On 12/6/10 6:13 PM, Tom Lane wrote:
> Josh Berkus <[email protected]> writes:
>> OK, patch coming then. Right now test_fsync aborts when O_DIRECT fails.
>> What should I have it do instead?
>
> Report that it fails, and keep testing the other methods.
Patch attached. Includes a fair amount of comment cleanup, since
existing comments did not meet our current project standards. Tests all
6 of the methods we support separately.
Some questions, though:
(1) Why are we doing the open_sync different-size write test? AFAIK,
this doesn't match any behavior which PostgreSQL has.
(2) In this patch, I'm stepping down the number of loops which
fsync_writethrough does by 90%. The reason for that was that on the
platforms where I tested writethrough (desktop machines), doing 10,000
loops took 15-20 *minutes*, which seems hard on the user.
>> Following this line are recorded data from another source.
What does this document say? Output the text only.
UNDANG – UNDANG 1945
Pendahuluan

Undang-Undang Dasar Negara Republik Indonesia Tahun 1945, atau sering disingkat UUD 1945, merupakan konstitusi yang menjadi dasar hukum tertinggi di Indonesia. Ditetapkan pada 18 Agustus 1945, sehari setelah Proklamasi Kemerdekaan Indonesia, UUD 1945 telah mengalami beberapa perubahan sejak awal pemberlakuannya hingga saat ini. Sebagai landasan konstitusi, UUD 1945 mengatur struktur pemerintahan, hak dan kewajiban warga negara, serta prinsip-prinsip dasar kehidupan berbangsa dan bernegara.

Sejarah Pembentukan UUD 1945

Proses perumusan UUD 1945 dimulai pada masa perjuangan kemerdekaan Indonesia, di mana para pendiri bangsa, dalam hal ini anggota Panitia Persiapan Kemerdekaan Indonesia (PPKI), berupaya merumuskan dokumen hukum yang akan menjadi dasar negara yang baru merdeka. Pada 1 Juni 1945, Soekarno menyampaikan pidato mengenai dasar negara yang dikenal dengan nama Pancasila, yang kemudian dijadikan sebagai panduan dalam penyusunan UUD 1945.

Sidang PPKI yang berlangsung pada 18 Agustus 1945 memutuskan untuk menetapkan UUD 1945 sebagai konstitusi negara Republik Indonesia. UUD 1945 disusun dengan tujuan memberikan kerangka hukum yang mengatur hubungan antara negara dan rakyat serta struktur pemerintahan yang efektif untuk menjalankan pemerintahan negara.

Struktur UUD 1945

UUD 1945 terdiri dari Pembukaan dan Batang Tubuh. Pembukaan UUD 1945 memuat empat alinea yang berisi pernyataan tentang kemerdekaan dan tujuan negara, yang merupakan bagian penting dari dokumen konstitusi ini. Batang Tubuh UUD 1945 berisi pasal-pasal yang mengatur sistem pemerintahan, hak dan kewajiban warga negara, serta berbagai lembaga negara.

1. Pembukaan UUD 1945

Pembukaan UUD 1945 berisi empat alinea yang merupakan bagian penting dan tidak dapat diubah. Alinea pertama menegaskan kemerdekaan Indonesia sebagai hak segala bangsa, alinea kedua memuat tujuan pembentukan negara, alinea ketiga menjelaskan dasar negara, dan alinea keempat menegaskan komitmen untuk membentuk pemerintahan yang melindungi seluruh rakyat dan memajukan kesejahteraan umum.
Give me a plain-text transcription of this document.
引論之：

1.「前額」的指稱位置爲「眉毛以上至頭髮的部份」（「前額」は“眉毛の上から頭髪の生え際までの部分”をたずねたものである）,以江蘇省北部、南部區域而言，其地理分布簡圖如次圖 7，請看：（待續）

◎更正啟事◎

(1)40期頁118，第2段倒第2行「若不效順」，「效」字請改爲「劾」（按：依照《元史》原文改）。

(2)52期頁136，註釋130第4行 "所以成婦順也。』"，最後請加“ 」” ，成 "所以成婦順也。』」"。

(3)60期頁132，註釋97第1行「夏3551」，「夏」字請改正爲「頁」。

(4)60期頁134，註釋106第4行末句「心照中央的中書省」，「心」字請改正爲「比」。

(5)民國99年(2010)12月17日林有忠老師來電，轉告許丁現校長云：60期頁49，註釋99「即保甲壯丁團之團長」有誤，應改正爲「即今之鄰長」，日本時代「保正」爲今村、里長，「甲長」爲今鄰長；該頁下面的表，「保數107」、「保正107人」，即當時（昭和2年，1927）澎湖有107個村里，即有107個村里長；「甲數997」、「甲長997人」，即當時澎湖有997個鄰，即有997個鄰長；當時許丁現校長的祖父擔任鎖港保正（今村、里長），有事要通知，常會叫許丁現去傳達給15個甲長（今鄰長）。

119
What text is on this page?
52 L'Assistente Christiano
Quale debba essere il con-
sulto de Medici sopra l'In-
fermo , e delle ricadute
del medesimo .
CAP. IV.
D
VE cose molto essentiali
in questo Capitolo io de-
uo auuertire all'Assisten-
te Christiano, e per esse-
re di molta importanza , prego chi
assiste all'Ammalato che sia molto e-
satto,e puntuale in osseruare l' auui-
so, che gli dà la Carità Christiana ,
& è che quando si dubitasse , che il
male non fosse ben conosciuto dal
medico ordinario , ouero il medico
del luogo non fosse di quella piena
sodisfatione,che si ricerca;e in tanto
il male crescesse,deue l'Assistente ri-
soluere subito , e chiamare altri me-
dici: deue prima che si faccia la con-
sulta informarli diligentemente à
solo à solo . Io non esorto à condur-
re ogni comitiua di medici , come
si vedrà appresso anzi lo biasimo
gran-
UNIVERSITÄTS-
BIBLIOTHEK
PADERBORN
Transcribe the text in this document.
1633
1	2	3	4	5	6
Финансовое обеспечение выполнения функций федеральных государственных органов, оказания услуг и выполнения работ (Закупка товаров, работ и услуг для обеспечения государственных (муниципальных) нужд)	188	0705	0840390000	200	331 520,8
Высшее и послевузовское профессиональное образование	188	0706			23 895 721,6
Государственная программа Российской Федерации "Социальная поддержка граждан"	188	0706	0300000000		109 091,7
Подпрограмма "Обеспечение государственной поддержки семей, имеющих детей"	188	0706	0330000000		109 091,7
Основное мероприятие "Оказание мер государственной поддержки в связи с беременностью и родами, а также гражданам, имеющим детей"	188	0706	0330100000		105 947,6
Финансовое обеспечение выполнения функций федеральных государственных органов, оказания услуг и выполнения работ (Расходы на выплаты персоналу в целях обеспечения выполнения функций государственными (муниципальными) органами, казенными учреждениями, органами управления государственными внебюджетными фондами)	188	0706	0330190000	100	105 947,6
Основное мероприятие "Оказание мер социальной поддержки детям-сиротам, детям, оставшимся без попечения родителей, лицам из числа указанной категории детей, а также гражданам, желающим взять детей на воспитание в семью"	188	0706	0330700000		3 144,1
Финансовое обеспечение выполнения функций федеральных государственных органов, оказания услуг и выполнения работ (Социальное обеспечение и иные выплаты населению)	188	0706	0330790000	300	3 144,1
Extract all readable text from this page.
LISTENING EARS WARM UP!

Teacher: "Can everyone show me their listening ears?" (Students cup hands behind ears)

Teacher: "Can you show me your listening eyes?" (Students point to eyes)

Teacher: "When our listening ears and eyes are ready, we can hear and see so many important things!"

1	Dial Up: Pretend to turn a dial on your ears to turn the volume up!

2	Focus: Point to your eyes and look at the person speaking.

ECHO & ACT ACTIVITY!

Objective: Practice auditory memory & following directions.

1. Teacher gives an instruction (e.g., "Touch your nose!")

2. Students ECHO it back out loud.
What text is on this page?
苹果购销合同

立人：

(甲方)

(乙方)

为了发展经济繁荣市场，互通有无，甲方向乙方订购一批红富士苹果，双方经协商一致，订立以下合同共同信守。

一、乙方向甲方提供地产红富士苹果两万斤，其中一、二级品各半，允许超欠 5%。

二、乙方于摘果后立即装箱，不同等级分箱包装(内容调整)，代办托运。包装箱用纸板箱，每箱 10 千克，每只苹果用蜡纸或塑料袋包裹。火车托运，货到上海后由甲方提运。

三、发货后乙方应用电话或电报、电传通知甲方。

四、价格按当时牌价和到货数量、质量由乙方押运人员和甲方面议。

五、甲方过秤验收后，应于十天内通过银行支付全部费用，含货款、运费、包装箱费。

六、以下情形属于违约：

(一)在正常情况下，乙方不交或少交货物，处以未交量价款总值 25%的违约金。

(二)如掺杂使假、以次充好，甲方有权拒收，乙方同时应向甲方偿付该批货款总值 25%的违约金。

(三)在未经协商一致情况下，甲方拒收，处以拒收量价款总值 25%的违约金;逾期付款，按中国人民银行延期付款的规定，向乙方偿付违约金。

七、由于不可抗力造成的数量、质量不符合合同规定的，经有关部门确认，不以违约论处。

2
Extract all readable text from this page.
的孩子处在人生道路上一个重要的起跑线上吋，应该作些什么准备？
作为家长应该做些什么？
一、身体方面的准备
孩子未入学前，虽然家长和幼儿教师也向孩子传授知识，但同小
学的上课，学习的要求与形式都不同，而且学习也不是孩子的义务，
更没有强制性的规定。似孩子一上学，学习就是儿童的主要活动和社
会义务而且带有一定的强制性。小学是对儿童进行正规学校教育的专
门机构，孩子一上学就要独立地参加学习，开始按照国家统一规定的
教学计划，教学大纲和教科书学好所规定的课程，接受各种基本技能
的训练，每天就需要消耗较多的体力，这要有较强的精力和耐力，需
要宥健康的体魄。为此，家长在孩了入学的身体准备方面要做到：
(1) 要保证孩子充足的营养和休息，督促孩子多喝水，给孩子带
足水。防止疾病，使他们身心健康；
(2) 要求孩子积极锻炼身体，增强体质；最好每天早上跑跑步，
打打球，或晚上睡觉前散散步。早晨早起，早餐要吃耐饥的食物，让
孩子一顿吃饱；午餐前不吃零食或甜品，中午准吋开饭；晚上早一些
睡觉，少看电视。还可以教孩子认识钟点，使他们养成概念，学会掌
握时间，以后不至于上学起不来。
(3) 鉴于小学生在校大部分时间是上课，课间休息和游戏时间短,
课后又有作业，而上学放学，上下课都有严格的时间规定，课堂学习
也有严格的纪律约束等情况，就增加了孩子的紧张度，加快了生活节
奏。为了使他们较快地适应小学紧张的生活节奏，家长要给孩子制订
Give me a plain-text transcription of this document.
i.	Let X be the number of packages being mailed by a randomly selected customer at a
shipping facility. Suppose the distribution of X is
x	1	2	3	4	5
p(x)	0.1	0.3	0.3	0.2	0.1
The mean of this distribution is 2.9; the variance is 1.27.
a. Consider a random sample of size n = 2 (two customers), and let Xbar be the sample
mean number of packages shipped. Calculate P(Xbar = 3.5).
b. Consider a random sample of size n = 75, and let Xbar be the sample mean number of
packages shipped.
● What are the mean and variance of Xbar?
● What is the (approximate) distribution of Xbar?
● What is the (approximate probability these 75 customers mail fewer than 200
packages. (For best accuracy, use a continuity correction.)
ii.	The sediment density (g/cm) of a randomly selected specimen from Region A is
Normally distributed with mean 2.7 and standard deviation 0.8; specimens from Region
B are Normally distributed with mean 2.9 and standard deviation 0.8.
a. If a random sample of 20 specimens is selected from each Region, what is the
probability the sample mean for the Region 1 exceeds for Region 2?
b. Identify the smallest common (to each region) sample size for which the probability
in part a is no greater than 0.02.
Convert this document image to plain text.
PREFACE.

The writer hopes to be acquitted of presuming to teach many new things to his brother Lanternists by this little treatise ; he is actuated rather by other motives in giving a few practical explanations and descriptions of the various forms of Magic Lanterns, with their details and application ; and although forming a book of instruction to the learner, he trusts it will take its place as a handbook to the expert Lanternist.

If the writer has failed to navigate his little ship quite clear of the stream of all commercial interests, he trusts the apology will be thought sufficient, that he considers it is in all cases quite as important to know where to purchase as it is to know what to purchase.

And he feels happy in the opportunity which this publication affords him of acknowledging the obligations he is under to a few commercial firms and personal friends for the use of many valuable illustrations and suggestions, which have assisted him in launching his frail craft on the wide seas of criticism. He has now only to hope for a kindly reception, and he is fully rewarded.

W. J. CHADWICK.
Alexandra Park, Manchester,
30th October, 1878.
Would be easy
to revert if you think it's a bad idea.
Possibly auto-sizing the number of loops based on the first fsync test
might be a good idea, but seems like going a bit too far.
(3) Should the multi-descriptor test be using writethrough on platforms
which support it?
--
-- Josh Berkus
PostgreSQL Experts Inc.
http://www.pgexperts.com
diff --git a/src/tools/fsync/Makefile b/src/tools/fsync/Makefile
index 252c087..2ddbbe9 100644
*** a/src/tools/fsync/Makefile
--- b/src/tools/fsync/Makefile
***************
*** 4,10 ****
#
# Copyright (c) 2003-2010, PostgreSQL Global Development Group
#
! # src/tools/fsync/Makefile
#
#-------------------------------------------------------------------------
--- 4,10 ----
#
# Copyright (c) 2003-2010, PostgreSQL Global Development Group
#
! # $PostgreSQL: pgsql/src/tools/fsync/Makefile,v 1.9 2010/07/05 18:54:38 tgl Exp $
#
#-------------------------------------------------------------------------
*************** override CPPFLAGS := -I$(libpq_srcdir) $
*** 16,24 ****
OBJS= test_fsync.o
! all: test_fsync
! test_fsync: test_fsync.o | submake-libpq submake-libpgport
$(CC) $(CFLAGS) test_fsync.o $(libpq_pgport) $(LDFLAGS) $(LDFLAGS_EX) $(LIBS) -o $...@$(X)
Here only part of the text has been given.